Two wrestlers with AVHS ties help lift U.S. team to victory
USA Wrestling had not won the team title at the Junior World Championships since 1984, and last week it appeared as if the drought might continue – unless Gable Steveson won his final match at 264 pounds.
Yeah, no pressure at all.
Steveson has wrestled in plenty of big matches, but nothing like what he faced Aug. 2 in Tampere, Finland, when the outcome of the Junior World team competition hinged on his match. He defeated Iran’s Naeiim Hassanzadeh 5-1, which gave the U.S. a one-point margin over Russia in the standings and its first team title in 33 years. It also was the third consecutive world championship for Steveson, the Apple Valley High School senior-to-be who won at the Cadet World tournament the previous two years.
“I hadn’t been following the team standings that closely, but one of my teammates came up to me and said, ‘If you win your match, we’ll win the team championship,’ ” Steveson said. “So that was a lot different than anything I’d faced before. I just had to try to relax and keep doing what had been successful for me.”
Steveson’s match against Hassanzadeh was the closest of his five at the Junior Worlds. He won the other four by at least 11 points. In other words, it was a dominant performance not unlike what he has done in high school wrestling the last three years, where he’s a three-time state champion and holds a 132-match winning streak.
There was a noticeable Apple Valley influence on Team USA. Mark Hall, who won six state individual high school championships before graduating from AVHS in 2016, won the 163-pound division, becoming just the fifth U.S. wrestler to win two Junior World titles. Hall will be a sophomore at Penn State University, where he won a 2017 NCAA championship as a true freshman.
A third Minnesotan, former St. Michael-Albertville wrestler Mitch McKee, won a silver medal at 132 at the Junior Worlds.
The jump from the Cadet to the Junior class meant Steveson was competing against older, stronger wrestlers. Instead of being one of the oldest competitors in the Cadet division, he was among the youngest in the Juniors at age 17.
“At Cadet, you’re wrestling smaller kids and a lot of them haven’t started lifting yet,” Steveson said. “In Juniors, I’m wrestling mostly 18- to 20-year-olds. They’re bigger, stronger, more experienced, and most of them have been lifting for years.
“I didn’t have to change much on the mat, but I did have to change how I trained. You’ve got to be able to go for six minutes. I lifted more and did a lot more cardio.”
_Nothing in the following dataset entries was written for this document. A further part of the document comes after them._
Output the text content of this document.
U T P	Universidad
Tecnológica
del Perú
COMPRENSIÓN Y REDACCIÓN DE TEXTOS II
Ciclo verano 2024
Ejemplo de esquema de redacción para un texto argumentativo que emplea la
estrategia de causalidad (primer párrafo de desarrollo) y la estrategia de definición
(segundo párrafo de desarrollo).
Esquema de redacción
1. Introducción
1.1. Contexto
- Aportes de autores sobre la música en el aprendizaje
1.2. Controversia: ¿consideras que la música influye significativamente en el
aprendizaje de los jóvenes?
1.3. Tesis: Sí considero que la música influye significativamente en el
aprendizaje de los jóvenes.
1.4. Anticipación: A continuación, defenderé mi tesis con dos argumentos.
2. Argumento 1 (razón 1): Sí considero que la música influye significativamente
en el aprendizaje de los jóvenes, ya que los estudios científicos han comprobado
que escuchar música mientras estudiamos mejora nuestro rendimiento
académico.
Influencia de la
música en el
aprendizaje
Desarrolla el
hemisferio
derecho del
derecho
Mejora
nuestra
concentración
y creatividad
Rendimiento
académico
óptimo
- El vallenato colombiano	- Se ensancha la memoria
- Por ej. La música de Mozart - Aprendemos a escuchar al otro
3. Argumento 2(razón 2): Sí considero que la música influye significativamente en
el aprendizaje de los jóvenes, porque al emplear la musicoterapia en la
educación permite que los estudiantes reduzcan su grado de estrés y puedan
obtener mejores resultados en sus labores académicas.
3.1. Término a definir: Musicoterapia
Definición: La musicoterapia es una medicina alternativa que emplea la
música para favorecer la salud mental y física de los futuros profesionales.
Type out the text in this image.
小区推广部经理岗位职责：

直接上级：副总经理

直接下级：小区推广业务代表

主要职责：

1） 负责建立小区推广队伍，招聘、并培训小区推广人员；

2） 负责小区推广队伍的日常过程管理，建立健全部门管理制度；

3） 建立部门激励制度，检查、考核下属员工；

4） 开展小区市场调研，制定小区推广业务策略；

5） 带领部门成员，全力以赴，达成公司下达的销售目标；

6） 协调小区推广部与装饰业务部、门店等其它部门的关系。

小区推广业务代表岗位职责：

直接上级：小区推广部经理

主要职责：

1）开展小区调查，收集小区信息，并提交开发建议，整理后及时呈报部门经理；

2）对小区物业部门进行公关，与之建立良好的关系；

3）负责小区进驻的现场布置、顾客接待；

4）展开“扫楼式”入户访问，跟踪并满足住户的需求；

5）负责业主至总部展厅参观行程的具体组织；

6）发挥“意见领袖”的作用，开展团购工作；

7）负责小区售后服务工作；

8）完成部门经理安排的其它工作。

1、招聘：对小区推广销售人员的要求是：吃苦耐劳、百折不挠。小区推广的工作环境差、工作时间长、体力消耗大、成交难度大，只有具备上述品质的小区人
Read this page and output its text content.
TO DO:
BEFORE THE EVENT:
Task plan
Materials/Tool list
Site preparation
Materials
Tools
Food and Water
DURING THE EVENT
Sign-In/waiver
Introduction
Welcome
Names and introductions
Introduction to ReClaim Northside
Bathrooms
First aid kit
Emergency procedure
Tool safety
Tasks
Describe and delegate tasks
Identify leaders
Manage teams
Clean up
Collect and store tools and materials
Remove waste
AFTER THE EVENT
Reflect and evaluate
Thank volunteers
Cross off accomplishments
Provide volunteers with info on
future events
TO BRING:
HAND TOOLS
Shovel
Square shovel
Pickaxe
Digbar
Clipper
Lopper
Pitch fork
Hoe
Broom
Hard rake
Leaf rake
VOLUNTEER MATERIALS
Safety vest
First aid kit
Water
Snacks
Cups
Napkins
Steveson made two trips to the U.S. Olympic Training Center in Colorado Springs, one on his own, the other to train with other U.S. team members once he secured his Junior Worlds spot.
“I know (Hall) of course, and a lot of the other guys there wrestled at the Cadet Worlds,” Steveson said. “Away from the room, we did a lot of things as a group. They’re humble, hard-working, which is the way I want to try to be.”
Steveson arrived at Apple Valley High School as an eighth-grader who already had success on the mat. He finished second in Class 3A at 195 pounds as an eighth-grader, won state championships at 220 the next two years and was state champion at 285 in 2017. Apple Valley also won Class 3A team championships each year.
“When I came to Apple Valley, I was a 180-pound eighth-grader and there were kids in the room at 152 who were beating me,” Steveson said. “I thought, OK, this is where I need to be. This is where I can get better.”
As a senior this winter, he will have a leadership role on an Apple Valley team that is seeking a 13th consecutive team championship.
“Gable’s goals have been the same every year,” said Josh Barlage, who was named Apple Valley head coach this spring after 10 seasons as an Eagles assistant coach. “It’s to win every match. He’s trying to finish his career as one of the best high school wrestlers ever to come out of Minnesota, if not the best.”
Steveson said this week he will take some time off from training before getting back on the mat next month. He verbally committed in March to the University of Minnesota, where his brother Bobby, a former state champion at AVHS, also wrestles. He is regarded as the top high school wrestler in the country, as was Hall when he was an Eagle. He seems to be running out of things to prove in high school wrestling, but that’s not how he views it.
“You can always get better,” he said. “The goal now is to win one more state championship and one more team championship.”